I would like to produce the following matrix : enter image description here:

My code is below which only produces the matrix without the additional column.

\documentclass{article}
\usepackage{amsmath}

\begin{document}
\begin{equation*}
    \mathbf{H}=
    \begin{pmatrix}
        1 & 2 & 3 & 5\\
        1 & 1 & 4 & 2\\
        4 & 1 & 2 & 4
    \end{pmatrix}
   \end{equation*}
\end{document}
7

One possibility might be to employ blkarray.

\documentclass{article}
\usepackage{blkarray}
\usepackage{amsmath}
\begin{document}  
\[\begin{blockarray}{(>{\:}cccc<{\:})l}
       1 & 2 & 3 & 5 & 10\\
        1 & 1 & 4 & 2 & 10\\
        4 & 1 & 2 & 4 & 10 \\
\end{blockarray}\]
\end{document}

enter image description here

| improve this answer | |
5

One possible option is just adding another matrix.

\documentclass{article}
\usepackage{amsmath}

\begin{document}
\begin{equation*}
    \mathbf{H}=
    \begin{pmatrix}
        1 & 2 & 3 & 5\\
        1 & 1 & 4 & 2\\
        4 & 1 & 2 & 4
    \end{pmatrix}
    \begin{matrix}
        10\\10\\10
    \end{matrix}
   \end{equation*}
\end{document}

enter image description here

| improve this answer | |
  • Your solution works in this special case where all matrix cells have the standard height.

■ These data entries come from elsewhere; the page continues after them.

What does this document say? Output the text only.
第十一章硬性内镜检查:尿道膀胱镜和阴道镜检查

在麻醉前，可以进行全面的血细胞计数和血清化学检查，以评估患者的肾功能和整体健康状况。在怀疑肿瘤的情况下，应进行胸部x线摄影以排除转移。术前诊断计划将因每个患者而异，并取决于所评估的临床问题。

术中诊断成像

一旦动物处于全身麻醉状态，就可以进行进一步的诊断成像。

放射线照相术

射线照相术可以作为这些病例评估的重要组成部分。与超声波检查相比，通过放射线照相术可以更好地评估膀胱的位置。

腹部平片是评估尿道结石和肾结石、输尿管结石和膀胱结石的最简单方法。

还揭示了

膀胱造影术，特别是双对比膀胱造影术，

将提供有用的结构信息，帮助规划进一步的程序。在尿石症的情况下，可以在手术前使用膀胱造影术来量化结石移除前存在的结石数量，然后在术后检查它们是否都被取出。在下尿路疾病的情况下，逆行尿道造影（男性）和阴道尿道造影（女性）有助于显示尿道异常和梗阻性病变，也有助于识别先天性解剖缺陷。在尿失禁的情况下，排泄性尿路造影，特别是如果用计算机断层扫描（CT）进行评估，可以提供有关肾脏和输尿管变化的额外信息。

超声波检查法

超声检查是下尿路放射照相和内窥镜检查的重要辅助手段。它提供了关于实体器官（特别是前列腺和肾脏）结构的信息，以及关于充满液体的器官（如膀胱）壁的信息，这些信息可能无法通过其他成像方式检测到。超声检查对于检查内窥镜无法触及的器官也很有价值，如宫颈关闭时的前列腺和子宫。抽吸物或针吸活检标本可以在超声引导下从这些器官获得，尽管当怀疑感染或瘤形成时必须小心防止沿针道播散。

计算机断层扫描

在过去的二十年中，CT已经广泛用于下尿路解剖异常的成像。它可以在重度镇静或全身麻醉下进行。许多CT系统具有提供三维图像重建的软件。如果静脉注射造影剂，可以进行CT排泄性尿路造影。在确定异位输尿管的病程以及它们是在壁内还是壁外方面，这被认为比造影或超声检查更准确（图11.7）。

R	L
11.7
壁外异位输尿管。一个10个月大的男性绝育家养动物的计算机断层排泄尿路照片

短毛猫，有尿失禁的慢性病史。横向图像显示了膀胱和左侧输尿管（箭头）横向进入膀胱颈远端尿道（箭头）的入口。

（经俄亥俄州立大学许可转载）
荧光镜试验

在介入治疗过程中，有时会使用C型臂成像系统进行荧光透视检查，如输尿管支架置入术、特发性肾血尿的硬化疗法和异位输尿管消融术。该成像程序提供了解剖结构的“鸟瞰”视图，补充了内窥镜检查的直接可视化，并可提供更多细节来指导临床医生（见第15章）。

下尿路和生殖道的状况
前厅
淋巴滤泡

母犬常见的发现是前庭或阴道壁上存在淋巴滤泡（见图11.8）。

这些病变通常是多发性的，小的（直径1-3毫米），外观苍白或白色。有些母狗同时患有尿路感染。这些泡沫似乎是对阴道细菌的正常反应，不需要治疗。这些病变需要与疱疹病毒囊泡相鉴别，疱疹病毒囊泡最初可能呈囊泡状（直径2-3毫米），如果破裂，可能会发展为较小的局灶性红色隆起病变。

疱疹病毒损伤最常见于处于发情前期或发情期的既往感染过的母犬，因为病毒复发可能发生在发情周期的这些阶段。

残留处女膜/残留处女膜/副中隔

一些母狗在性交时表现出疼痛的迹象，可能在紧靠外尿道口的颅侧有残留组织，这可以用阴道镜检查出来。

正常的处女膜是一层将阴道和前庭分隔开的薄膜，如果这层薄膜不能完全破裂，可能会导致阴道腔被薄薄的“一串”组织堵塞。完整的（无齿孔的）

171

It doesn't work when the cells contain something like \frac{\frac12}3. – Roland Illig Apr 27 '19 at 13:34
  • Sure, LaTeX has many packages for dealing with cases with different complexities, but one should go for the simplest solution first, generalization has its cost! – AboAmmar Apr 27 '19 at 14:17
5

Considering that matrices are also arrays, I provide a version with basic LaTeX tools:

enter image description here

\documentclass{article}
\usepackage{amsmath}

\begin{document}

\[\mathbf{H}=\Bigg(
\begin{array}{cccc}
    1 & 2 & 3 & 5\\
    1 & 1 & 4 & 2\\
    4 & 1 & 2 & 4
\end{array}\Bigg)
\begin{array}{c}
    10\\
    10\\
    10
\end{array}
\]

\end{document}
| improve this answer | |
2

EDIT after the advice of the 2019-10-24 of the author of nicematrix @F. Pantigny reported in the comment.

As another alternative you could add with appropriate modifications using the nicematrix package. For example using the environment {pNiceMatrix} with the option last-col=5.

You can see that you will have the same result as output.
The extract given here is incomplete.